Unit : 2 Industrialization/Frontier

 

Lesson A:  Western Expansion & Agricultural

Impact on Economy  

Class Periods: 2 Class Periods

 

 

 

 

Standards/Benchmarks: 

SS.912.A.2.7- Review the Native American experience.

Remarks/Examples:

Examples may include, but are not limited to, westward expansion, reservation system, the Dawes Act, Wounded Knee Massacre, Sand Creek Massacre, Battle of Little Big Horn, Indian Schools, government involvement in the killing of the buffalo.

 

SS.912.A.3.1 - Analyze the economic challenges to American farmers and farmers’ responses to these challenges in the mid to late 1800s Remarks/Examples:

Examples may include, but are not limited to, creation of agricultural colleges, Morrill Land Grant Act, gold standard and Bimetallism, the creation of the Populist Party.

 

SS.912.A.3.6 - Analyze changes that occurred as the United States shifted from agrarian to an industrial society.

Remarks/Examples:

Examples may include, but are not limited to, Social Darwinism, laissez-faire, government regulations of food and drugs, migration to cities, urbanization, changes to the family structure, Ellis Island, angel Island, push-pull factors.                

Objectives:

       Review the Reasons for Westward Migration

       Examine the Conflict with Native Americans

       Analyze Challenges Facing American Farmers and Farmer's Response to those Challenges

       Evaluate the importance of abundant natural resources and raw materials in promoting the Second Industrial Revolution.

       Role that the farming boom played in promoting the Second Industrial Revolution

Essential Question:

       Why would people take on the challenges of life in the West?

       What natural resources were most important for industrialization?

       What new methods and technologies revolutionized agriculture and made it practical to cultivate the Plains?

       How did westward migration change the Plains Indian's way of life?

 

Higher Order Questions:

       How did western expansion affect the ability of existing Native American tribes to maintain and express their cultures?

       How did the United States respond to Native American resistance as the nation moved westward?

       Can the “white man’s conquest” of Native Americans be justified?

       Have Native Americans been treated fairly by the United States government?

       Why did farmers begin to feel economic strain in the late 19th century?

       How did farmers organize their efforts in response of economic troubles and unfair business practices?

       Who was to blame for the problems of American farmers after the Civil War?

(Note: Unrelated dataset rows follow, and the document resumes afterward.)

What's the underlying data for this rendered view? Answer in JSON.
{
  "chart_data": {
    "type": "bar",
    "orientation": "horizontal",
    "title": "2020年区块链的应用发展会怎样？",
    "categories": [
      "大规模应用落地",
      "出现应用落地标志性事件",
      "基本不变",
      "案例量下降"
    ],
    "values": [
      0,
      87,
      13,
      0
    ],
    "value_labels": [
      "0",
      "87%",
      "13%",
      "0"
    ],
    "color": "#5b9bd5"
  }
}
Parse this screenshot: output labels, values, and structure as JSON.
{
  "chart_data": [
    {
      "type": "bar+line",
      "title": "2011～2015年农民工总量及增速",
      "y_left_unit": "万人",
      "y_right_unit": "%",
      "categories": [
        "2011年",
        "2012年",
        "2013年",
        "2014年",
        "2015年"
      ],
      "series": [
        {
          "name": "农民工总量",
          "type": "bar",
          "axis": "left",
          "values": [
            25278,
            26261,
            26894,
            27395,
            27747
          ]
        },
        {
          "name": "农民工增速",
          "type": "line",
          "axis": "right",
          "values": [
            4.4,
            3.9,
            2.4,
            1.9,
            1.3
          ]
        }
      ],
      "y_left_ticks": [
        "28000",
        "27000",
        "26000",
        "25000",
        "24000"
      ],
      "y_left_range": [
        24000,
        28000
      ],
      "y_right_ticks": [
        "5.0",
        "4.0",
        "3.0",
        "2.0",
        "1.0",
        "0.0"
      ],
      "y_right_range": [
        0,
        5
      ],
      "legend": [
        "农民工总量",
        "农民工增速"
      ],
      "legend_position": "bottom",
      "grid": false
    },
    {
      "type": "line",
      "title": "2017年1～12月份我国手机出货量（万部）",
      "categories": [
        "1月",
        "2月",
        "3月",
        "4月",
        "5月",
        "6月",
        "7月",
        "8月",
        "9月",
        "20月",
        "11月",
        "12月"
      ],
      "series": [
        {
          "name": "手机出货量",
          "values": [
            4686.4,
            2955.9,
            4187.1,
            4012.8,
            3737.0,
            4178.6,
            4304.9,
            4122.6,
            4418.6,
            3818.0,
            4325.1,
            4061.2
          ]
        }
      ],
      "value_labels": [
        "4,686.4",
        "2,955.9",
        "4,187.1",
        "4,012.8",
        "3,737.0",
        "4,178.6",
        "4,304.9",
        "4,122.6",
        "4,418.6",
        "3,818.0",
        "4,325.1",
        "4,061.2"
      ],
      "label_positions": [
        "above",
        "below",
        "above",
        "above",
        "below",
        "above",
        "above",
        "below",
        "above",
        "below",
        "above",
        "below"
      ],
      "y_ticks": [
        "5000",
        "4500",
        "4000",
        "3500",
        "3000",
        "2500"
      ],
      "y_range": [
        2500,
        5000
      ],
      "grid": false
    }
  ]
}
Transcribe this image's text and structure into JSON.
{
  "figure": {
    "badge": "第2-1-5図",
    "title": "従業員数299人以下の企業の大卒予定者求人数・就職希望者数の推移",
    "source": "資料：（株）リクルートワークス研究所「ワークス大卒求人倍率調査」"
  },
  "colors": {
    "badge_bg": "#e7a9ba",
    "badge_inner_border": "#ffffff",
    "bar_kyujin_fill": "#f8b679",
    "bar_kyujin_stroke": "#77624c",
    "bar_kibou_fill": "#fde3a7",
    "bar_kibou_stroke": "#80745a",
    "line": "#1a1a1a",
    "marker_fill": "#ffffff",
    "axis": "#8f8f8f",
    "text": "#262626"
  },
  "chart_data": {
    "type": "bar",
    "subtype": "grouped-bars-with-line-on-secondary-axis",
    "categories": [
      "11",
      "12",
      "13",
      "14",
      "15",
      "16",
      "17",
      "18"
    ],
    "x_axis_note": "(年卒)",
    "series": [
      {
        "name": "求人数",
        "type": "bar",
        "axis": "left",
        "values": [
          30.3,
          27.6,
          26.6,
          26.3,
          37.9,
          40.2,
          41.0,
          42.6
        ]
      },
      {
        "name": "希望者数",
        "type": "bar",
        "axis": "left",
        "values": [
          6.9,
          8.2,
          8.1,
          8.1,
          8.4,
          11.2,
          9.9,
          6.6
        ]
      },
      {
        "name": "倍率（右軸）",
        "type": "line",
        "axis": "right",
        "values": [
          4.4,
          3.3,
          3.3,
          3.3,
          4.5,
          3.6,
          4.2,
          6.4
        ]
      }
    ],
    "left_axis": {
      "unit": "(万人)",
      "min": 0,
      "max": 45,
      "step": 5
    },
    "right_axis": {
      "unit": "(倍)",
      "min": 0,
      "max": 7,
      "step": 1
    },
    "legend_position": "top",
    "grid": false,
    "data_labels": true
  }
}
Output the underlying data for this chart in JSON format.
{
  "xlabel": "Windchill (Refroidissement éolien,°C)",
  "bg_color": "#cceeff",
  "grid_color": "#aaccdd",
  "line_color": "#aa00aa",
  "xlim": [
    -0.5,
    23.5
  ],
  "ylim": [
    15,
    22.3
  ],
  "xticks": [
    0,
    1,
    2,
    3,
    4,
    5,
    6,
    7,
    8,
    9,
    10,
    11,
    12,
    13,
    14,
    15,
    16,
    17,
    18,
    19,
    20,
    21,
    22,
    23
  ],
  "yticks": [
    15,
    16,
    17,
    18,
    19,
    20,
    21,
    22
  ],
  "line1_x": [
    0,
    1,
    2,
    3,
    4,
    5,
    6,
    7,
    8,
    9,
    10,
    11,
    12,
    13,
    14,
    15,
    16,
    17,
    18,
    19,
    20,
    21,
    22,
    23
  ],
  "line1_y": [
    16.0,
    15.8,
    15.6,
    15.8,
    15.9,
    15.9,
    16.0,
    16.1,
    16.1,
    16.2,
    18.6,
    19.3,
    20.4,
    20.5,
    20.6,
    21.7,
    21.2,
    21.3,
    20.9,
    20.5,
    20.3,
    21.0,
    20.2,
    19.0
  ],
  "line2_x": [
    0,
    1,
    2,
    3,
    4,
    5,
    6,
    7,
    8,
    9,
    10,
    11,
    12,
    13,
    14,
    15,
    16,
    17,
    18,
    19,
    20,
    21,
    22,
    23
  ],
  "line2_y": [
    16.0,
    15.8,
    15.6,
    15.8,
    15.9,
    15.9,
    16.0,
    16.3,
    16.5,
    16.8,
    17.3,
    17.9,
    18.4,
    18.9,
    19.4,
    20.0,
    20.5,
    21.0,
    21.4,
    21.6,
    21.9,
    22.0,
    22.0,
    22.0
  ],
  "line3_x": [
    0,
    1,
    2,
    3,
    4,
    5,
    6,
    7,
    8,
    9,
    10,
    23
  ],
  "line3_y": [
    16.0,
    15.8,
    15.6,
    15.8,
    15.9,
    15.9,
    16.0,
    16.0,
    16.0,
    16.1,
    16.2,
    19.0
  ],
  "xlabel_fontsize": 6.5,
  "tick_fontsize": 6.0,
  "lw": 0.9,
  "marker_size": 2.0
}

       Were Native American's justified in leaving the reservations and refusing further relocation by the government?  

Vocabulary:

Plains Indians

•Sioux Uprising

•Red Cloud's War

•Sand Creek Massacre

•Little Bighorn

•Wounded Knee

•Dawes Act

•Assimilate

•Allotments

 

•Homesteading

•Dry Farming

•Sodbuster

•Bonanza Farming

•Mortgaging

Instructional Strategy Ideas:

 

“I Do”

       Teachers could use guided notes to provide students with the following background information: 

A.  Overview of Expansion into the West

B.  Cause of Development

C.  Impact of Expansion on the Native Americans

“We Do”

       Student groups could use primary/secondary sources such as political cartoons or images of the West to analyze with the political cartoon analysis protocol. Have students to use sources to identify the push and pull factors that led to the migration of people from one place to another. Then, explain how they led different groups – miners, ranchers or farmers – to migrate to the Great Plains or the Far West.

 

Differentiation Ideas:

Interactive Timeline/Poster Activity:

Have students to create an advertisement for a department store catalogue for a product(s) that farmers would have used during this time period.  

 

“You Do”

   Students could write in their interactive notebooks explaining how border areas of the West were affected by the mixture of peoples who came there. 

 

Resources:

Internet Resources:

1.  http://video.pbs.org/video/2186572157/  

(American Experience Custer’s Last Stand) This site provides students with a deeper understanding of Custer's Last Stand.

 

2.  http://www.digitalhistory.uh.edu/disp_textbook.cfm?smtid=3&psid=705

(The Ghost Dance and the Wounded Knee Massacre) This site provides students with a variety of primary sources.